I'm a member on Raymonds forum. And while the poster is a senior member there, he is indeed an amateur, and his methods were no doubt not the same as an official test lab would use. Not to fault him as he wasn't stating such either. Just saying "...with a grain of salt". A Guy

 

[Jaxryley]

Here are two recent samples I found and uploaded to VT and trust me MBAM had them in it's database way quicker than Emsi.

One is an installer for the fake MSE alert and the other for the rogue AV My Security Shield.
VirusTotal - Free Online Virus, Malware and URL Scanner

VirusTotal - Free Online Virus, Malware and URL Scanner

 

[jimbo45]

Hi all
C'mon peeps.

These tests are about as useful as a wearing a paper suit for protection in an Oil rig explosion.

First of all EVERYBODY surfs differently so the sorts of infections that could get picked up will be totally different depending on who is surfing.

For example I'm not (probably these days a HEINOIUS crime to say it) a huge MUSIC fan so rarely do I download any music legit or otherwise.

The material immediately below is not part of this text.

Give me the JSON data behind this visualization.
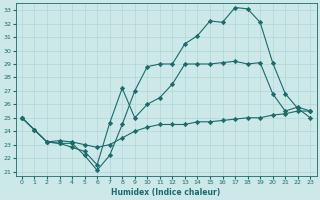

Note -- I'm not saying I Don't like music it's just I don't need to listen to it all the time and go everywhere attached by white wires and earbud phones like nearly everybody under about 29 years of age seems to do these days.

So I'm unlikely to get infected by viruses emanating from those sources.

Secondly -- If you DO get notification that you have a virus / malware after a scan - what do you do about it.

You don't know WHEN you became infected or what its done to your data / OS since.

In this case only a RESTORE from a clean image or a fresh OS install would do.

For me the ONLY AV software that's worth having is a REAL TIME system such as MSE. Anything else is merely JUNK that just slows down your OS.

Any other product that relies on you to do periodic scans without any real time protection IS A TOTAL AND UTTER WASTE OF TIME.

As I keep saying the days of about 90% of AV companies is probably nearly over now MS is actually interested in preventing tampering with the Windows OS itself.

Since I have clean backups EVERY DAY I would immediately RESTORE the previous days image as soon as I got a notification of a possible (mind you not even a definite) computer infection.

With products like ACRONIS it only takes around 15 - 20 mins to restore even the largest W7 OS image. MUCH MUCH safer than relying on cleansing the system via possibly defective AV software.

(Always keep user data etc separate from the OS so you can do this easily).

After all if your computer DOES get infected would you trust the AV software to cleanse it properly -- who knows how the OS has been tampered with.

Would you entrust the Fox to guard the Henhouse.

Cheers

jimbo

 

[Layback Bear]

Those test look to me like some kid in high school doing a home work project. I use MAM as part of my layered security. As far as I know it was never designed to replace your normal anti virus program. It was designed to check for malware that your anti virus program might of missed. If I posted all the little security programs I use for multilayer protection you all would giggle. No protection program does it all. I have recommend Malwarebytes Anti Malware to many for a additional layer in there security and will continue to do so. I don't work for Malwarebytes Anti Malware.